Хотя по всему было видно, что его нервы на пределе. И впрямь, пора было что-то решать.
Немного поразмыслив, Филиппов повернул экран ноутбука к Борхесу и задал следующий вопрос:
— Видите, где насосная станция номер два? Сможете нас вывести к ней?
— Попробую. Сами понимаете, гарантий тут быть не может. Но для начала нам нужно принять решение относительно посылок, которые нам привезли вертолеты и которые мы впопыхах побросали под мостом.
Я скривился. Что там могло быть, в этих долбаных посылках, ради чего имело смысл производить настолько рискованную вылазку?
Но Борхес, который будто бы прочел мои мысли, пояснил:
— Если ваше начальство подошло к моей просьбе серьезно, там лежит пятьдесят два ценных артефакта, способных защитить каждого бойца в отряде от основных поражающих факторов здешних аномалий.
Тополь насторожил уши.
— А небось ты и «вспышки» запросил? — спросил он.
— Запросил, — степенно кивнул Борхес.
— Так что ж ты сразу не сказал? Они же защищают от электрических разрядов! Будь у каждого из нас по «вспышке», никакие молнии нам были бы не страшны!

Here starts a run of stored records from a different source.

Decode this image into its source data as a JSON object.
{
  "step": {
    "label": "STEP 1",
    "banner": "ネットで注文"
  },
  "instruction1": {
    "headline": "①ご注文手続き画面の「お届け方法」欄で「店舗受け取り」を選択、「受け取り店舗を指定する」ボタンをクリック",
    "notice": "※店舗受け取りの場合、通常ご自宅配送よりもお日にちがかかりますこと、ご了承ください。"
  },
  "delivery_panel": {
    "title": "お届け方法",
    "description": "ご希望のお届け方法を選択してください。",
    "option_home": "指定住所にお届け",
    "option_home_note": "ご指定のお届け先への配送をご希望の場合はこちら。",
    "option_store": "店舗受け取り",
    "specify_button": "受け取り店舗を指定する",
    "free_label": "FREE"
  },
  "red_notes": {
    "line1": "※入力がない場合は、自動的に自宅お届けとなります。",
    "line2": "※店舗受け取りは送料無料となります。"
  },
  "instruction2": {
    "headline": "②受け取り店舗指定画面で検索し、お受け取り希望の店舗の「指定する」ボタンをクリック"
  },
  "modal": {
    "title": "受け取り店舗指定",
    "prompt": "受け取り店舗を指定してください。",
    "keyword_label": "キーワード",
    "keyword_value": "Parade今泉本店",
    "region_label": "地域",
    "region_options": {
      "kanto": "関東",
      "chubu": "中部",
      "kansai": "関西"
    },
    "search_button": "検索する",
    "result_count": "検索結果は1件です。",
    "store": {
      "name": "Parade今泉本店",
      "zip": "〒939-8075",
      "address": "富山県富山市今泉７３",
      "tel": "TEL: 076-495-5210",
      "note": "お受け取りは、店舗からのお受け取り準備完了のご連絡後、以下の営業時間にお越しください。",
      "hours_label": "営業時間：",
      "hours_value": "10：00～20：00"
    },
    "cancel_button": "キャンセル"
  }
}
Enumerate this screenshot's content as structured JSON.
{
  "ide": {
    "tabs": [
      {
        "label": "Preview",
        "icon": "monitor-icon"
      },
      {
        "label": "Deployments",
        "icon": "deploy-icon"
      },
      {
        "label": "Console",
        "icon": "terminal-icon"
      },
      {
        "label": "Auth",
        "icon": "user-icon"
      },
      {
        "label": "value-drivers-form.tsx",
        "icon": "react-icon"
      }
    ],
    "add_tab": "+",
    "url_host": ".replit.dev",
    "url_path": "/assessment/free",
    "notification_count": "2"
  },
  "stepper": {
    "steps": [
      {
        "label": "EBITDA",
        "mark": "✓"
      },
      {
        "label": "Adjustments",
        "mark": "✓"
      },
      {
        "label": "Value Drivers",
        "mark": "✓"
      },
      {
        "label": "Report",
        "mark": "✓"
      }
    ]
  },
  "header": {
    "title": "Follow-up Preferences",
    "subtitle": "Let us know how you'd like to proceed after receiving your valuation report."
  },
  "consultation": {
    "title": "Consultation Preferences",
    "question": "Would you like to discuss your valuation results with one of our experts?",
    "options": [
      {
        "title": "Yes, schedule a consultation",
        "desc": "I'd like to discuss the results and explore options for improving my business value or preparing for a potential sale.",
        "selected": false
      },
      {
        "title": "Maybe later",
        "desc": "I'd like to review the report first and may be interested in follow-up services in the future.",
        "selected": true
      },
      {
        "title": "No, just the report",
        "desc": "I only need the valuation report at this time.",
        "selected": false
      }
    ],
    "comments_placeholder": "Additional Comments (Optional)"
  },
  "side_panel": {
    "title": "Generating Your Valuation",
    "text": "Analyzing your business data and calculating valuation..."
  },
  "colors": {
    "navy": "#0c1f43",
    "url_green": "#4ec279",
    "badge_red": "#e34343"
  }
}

— Спешишь с выводами, Костя, — веско сказал я. — Во-первых, не гарантия, что «вспышка» эффективна от разрядов такого вольтажа. А во-вторых, тебе потребуется еще по два «огненных шара» на брата, чтобы компенсировать тепловую мощность разряда.
— Вот-вот, — поддакнул Борхес. — «Шары» я тоже запросил! Но я не имел права рисковать! Вскрывать ящики, разбирать артефакты, развешивать их по поясам всех этих буратин…

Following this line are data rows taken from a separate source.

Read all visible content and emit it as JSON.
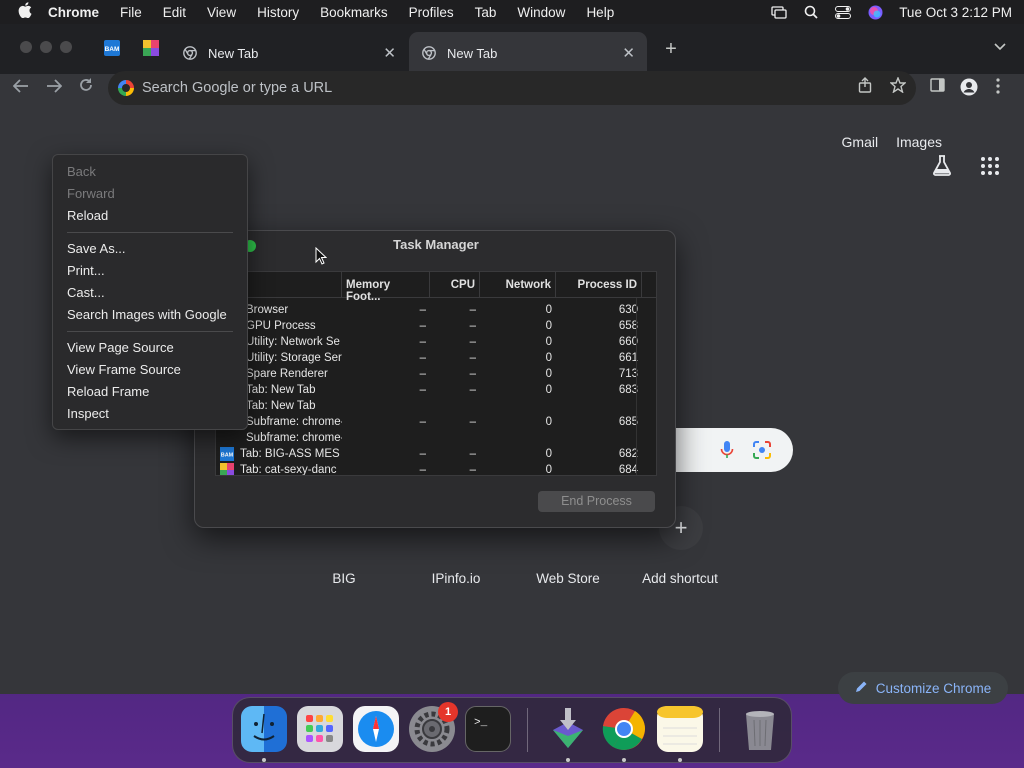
{
  "menubar": {
    "app_name": "Chrome",
    "items": [
      "File",
      "Edit",
      "View",
      "History",
      "Bookmarks",
      "Profiles",
      "Tab",
      "Window",
      "Help"
    ],
    "datetime": "Tue Oct 3  2:12 PM"
  },
  "tabs": {
    "pinned": [
      {
        "icon": "bam-favicon-icon",
        "label": "BAM"
      },
      {
        "icon": "colorful-favicon-icon"
      }
    ],
    "open": [
      {
        "title": "New Tab",
        "active": false
      },
      {
        "title": "New Tab",
        "active": true
      }
    ]
  },
  "omnibox": {
    "placeholder": "Search Google or type a URL"
  },
  "ntp": {
    "gmail": "Gmail",
    "images": "Images",
    "shortcuts": [
      "BIG",
      "IPinfo.io",
      "Web Store",
      "Add shortcut"
    ],
    "customize": "Customize Chrome"
  },
  "task_manager": {
    "title": "Task Manager",
    "columns": [
      "Memory Foot...",
      "CPU",
      "Network",
      "Process ID"
    ],
    "rows": [
      {
        "task": "Browser",
        "mem": "–",
        "cpu": "–",
        "net": "0",
        "pid": "630"
      },
      {
        "task": "GPU Process",
        "mem": "–",
        "cpu": "–",
        "net": "0",
        "pid": "658"
      },
      {
        "task": "Utility: Network Se",
        "mem": "–",
        "cpu": "–",
        "net": "0",
        "pid": "660"
      },
      {
        "task": "Utility: Storage Ser",
        "mem": "–",
        "cpu": "–",
        "net": "0",
        "pid": "661"
      },
      {
        "task": "Spare Renderer",
        "mem": "–",
        "cpu": "–",
        "net": "0",
        "pid": "713"
      },
      {
        "task": "Tab: New Tab",
        "mem": "–",
        "cpu": "–",
        "net": "0",
        "pid": "683"
      },
      {
        "task": "Tab: New Tab",
        "mem": "",
        "cpu": "",
        "net": "",
        "pid": ""
      },
      {
        "task": "Subframe: chrome-",
        "mem": "–",
        "cpu": "–",
        "net": "0",
        "pid": "685"
      },
      {
        "task": "Subframe: chrome-",
        "mem": "",
        "cpu": "",
        "net": "",
        "pid": ""
      },
      {
        "task": "Tab: BIG-ASS MES",
        "mem": "–",
        "cpu": "–",
        "net": "0",
        "pid": "682",
        "icon": "bam"
      },
      {
        "task": "Tab: cat-sexy-danc",
        "mem": "–",
        "cpu": "–",
        "net": "0",
        "pid": "684",
        "icon": "colorful"
      }
    ],
    "end_process": "End Process"
  },
  "context_menu": {
    "back": "Back",
    "forward": "Forward",
    "reload": "Reload",
    "save_as": "Save As...",
    "print": "Print...",
    "cast": "Cast...",
    "search_images": "Search Images with Google",
    "view_page_source": "View Page Source",
    "view_frame_source": "View Frame Source",
    "reload_frame": "Reload Frame",
    "inspect": "Inspect"
  },
  "dock": {
    "apps": [
      "Finder",
      "Launchpad",
      "Safari",
      "System Settings",
      "Terminal",
      "Installer",
      "Chrome",
      "Notes",
      "Trash"
    ],
    "settings_badge": "1"
  },
  "colors": {
    "accent_link": "#8ab4f8",
    "window_bg": "#35363a",
    "tabstrip_bg": "#202124"
  }
}
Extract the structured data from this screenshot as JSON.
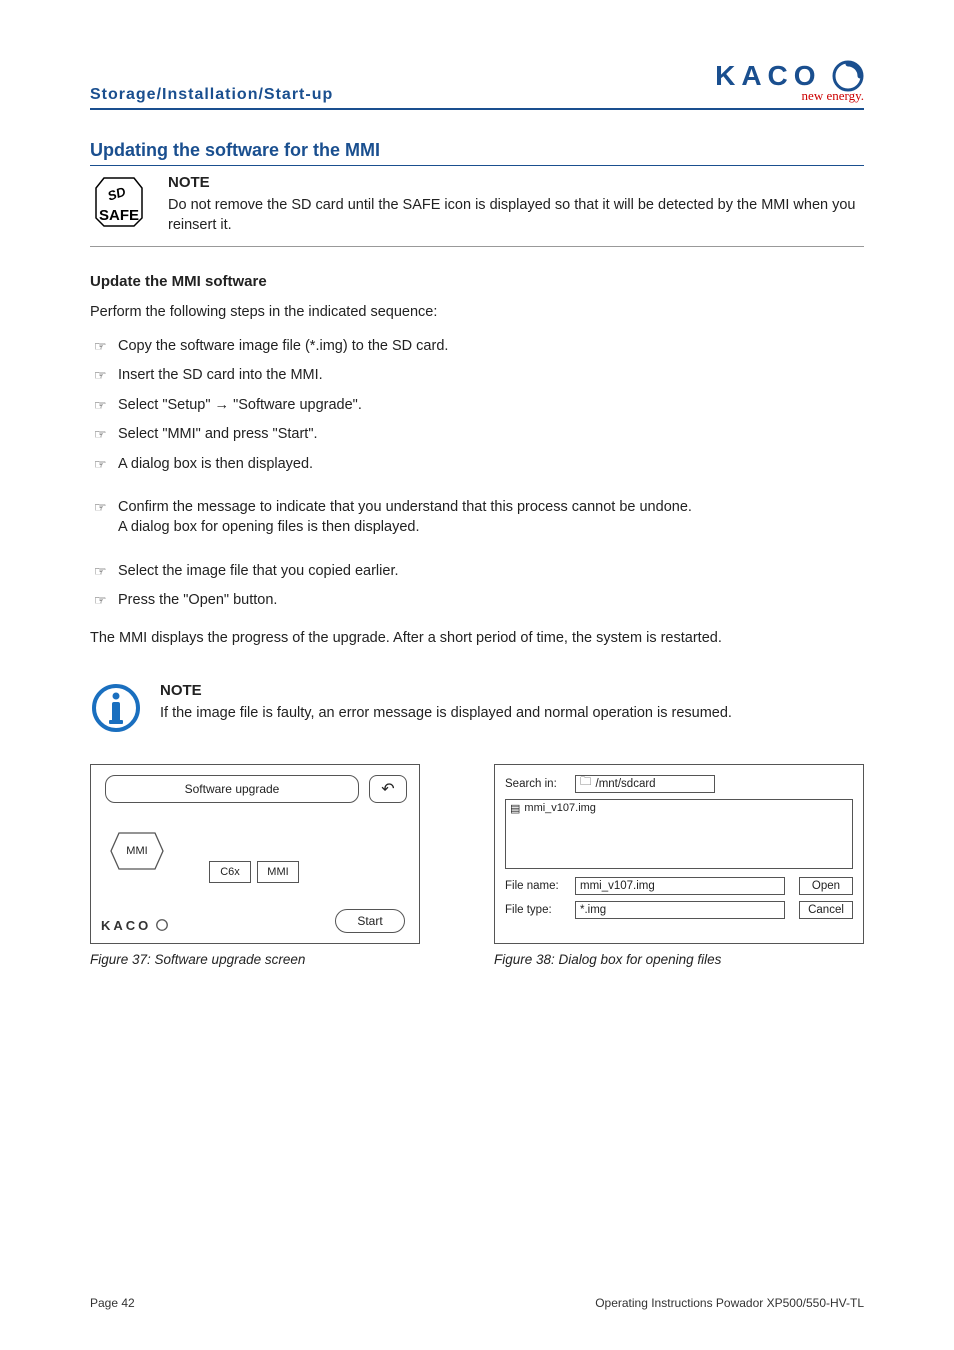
{
  "header": {
    "section": "Storage/Installation/Start-up",
    "logo_text": "KACO",
    "logo_tagline": "new energy."
  },
  "h2": "Updating the software for the MMI",
  "note1": {
    "title": "NOTE",
    "text": "Do not remove the SD card until the SAFE icon is displayed so that it will be detected by the MMI when you reinsert it."
  },
  "sd_label_top": "SD",
  "sd_label_bottom": "SAFE",
  "sub_heading": "Update the MMI software",
  "lead": "Perform the following steps in the indicated sequence:",
  "steps_a": [
    "Copy the software image file (*.img) to the SD card.",
    "Insert the SD card into the MMI.",
    "Select \"Setup\" → \"Software upgrade\".",
    "Select \"MMI\" and press \"Start\".",
    "A dialog box is then displayed."
  ],
  "steps_b": [
    "Confirm the message to indicate that you understand that this process cannot be undone."
  ],
  "steps_b_sub": "A dialog box for opening files is then displayed.",
  "steps_c": [
    "Select the image file that you copied earlier.",
    "Press the \"Open\" button."
  ],
  "closing": "The MMI displays the progress of the upgrade. After a short period of time, the system is restarted.",
  "note2": {
    "title": "NOTE",
    "text": "If the image file is faulty, an error message is displayed and normal operation is resumed."
  },
  "fig37": {
    "title_bar": "Software upgrade",
    "hex": "MMI",
    "cells": [
      "C6x",
      "MMI"
    ],
    "logo": "KACO",
    "start": "Start",
    "caption": "Figure 37:  Software upgrade screen"
  },
  "fig38": {
    "search_label": "Search in:",
    "search_value": "/mnt/sdcard",
    "file_item": "mmi_v107.img",
    "filename_label": "File name:",
    "filename_value": "mmi_v107.img",
    "filetype_label": "File type:",
    "filetype_value": "*.img",
    "open_btn": "Open",
    "cancel_btn": "Cancel",
    "caption": "Figure 38:  Dialog box for opening files"
  },
  "footer": {
    "page": "Page 42",
    "doc": "Operating Instructions Powador XP500/550-HV-TL"
  }
}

Филиппов положил конец нашей академической дискуссии.
— Приказываю прекратить! — рявкнул он, потеряв терпение. — Отвечайте по существу! Каким образом вы намерены доставить сюда артефакты? И главное: сможете ли вы уложиться в двадцать минут?
— Насчет двадцати минут уверенности нет, — отвечал Борхес. — А доставлять будем обычным способом — «рыбками» обвешаем и понесем, как пакетики с эклерами из кондитерской.

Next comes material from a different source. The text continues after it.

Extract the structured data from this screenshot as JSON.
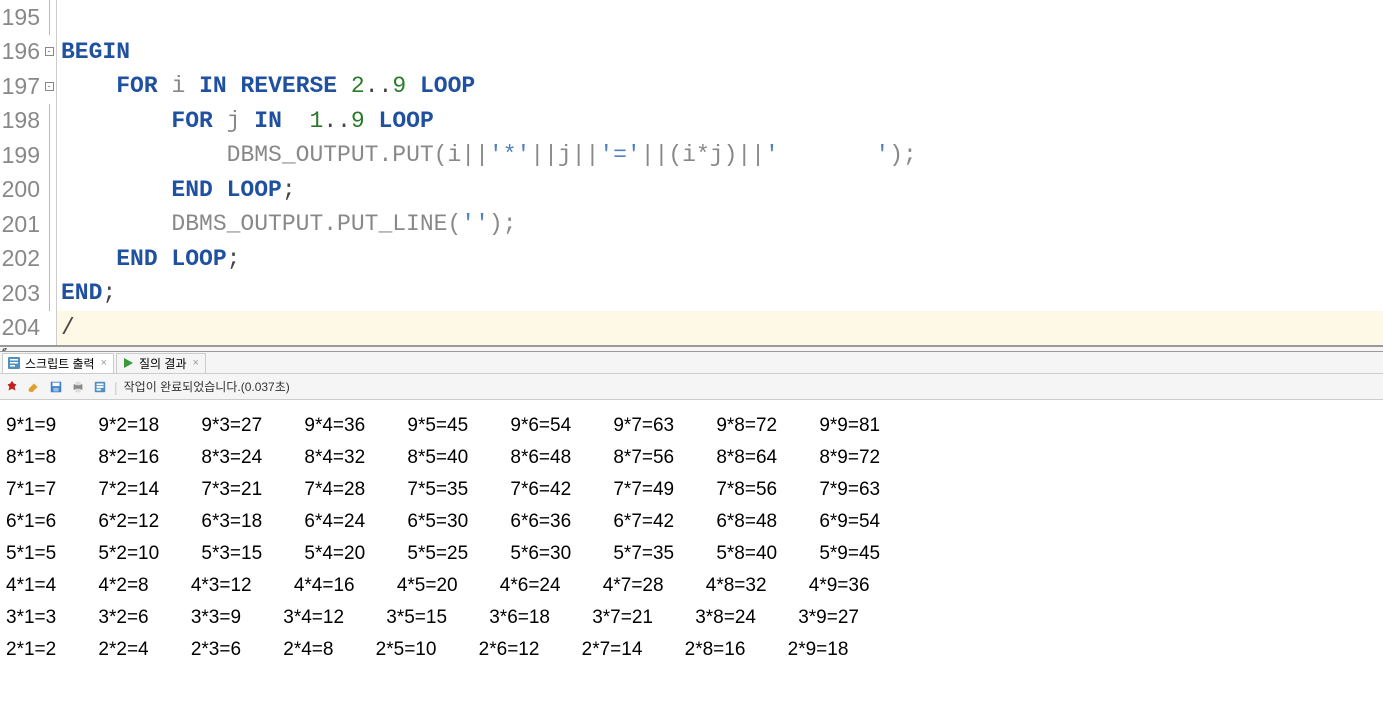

— Артефакт «золотая рыбка» существенно снижает вес рюкзака или контейнера, в который она положена, — в который раз пояснил я.
— Да помню я, помню, не склеротик, — проворчал майор. — Но там же эта свистопляска продолжается… Молнии бьют!
Хоть я и сделал рожу кирпичом, а в глубине души тоже, как и Филиппов, не понимал, как быть с молниями. По моему скромному мнению, Борхес просто бредил.
Для пущего эффекта Борхес выдержал длинную паузу. И только доведя нас своей театральщиной уже до белого каления, веско сказал:
— У меня есть свои профессиональные тайны, товарищ майор. Так что расслабьтесь и ждите результата.
С этими словами Борхес увлек нас с Тополем к выходу из резервуара.
— Давно мечтал поездить на этой машине. — Борхес мечтательно упер локоть в проржавленную ступеньку лесенки, ведущей в кабину зловещего «КамАЗа».
— Ты крейзи, да? — осведомился я равнодушно.
— Ничуть.
— Тогда скажи мне,какты собираешься ездить на машине, у которой все внутренности сгнили двадцать лет назад, а в бензобаке нет бензина?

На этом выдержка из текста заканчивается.